Of Cersei, what is there to say? take one of the most beautiful actresses in the world; strip her down; and have a scene where she does the medieval walk of shame. It again works a la the safe and the puppy. Cersei’s hateful for most of the show up to this point (that’s 5 years of hate, people—think about it). So we’re meant to have mixed feelings about her “atonement.” And the whole scene has unintentional Monty Python potential. I don’t know. Lena Headey can read the dictionary in a space suit and it wouldn’t matter. We’ll still watch and try not to blink. Bright sparkles will still be floating around her in the air. But I didn’t quite believe the walk of shame scene was authentic, which is to say organic, to her character development. I know that sort of thing really historically happened (doesn’t matter, this is King’s Landing not Earth). And I know the plot can (barely) support the scene (also doesn’t matter). I just don’t think Cersei—as we have come to know her—would submit like that.
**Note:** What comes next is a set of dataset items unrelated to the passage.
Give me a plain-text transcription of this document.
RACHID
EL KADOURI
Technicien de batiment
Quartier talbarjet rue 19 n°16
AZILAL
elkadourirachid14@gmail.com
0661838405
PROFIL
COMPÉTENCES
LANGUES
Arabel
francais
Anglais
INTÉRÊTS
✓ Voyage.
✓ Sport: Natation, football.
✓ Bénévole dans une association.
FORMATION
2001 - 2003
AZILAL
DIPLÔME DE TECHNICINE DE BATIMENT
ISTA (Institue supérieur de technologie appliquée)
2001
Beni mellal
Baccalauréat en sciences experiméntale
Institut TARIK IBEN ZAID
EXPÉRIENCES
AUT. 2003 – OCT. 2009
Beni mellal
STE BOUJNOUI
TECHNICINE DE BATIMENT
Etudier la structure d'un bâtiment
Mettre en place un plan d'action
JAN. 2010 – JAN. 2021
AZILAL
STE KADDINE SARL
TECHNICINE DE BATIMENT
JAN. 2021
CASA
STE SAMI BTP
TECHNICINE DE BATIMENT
One of the reasons she’s so compelling is that she does have dimensionality to her character. She does have wit. She has strong emotions and uncompromising direct motivations. We want her to do something grand.  Instead, we are given nakedness and rotten fruit.  And it doesn’t enhance our insight into her.  It also doesn’t cause her to change.  She takes a lot of abuse and has revenge in her eyes by the time she gets back to the castle. Right.  But what else?

Lastly, Jon Snow really does know nothing: His is the only death I actually believe—surprising because it isn’t surprising at all. The Castle Black plot strand is, in my opinion, stronger than the others. I found myself wanting Alliser Thorne to remain the prick that we all feel he is. And I wasn’t let down at all. Still, I don’t really believe that Jon Snow is actually dead. Maybe so. Maybe not. Of all the characters in the show, I care about him the most. I think this is because he has some redemptive qualities. He’s not just a resident sufferer in Hellworld. He’s trying to find and sustain some sense of justice. This is why I think we might be seeing him again in Season 6. Without him, Game of Thrones has no soul.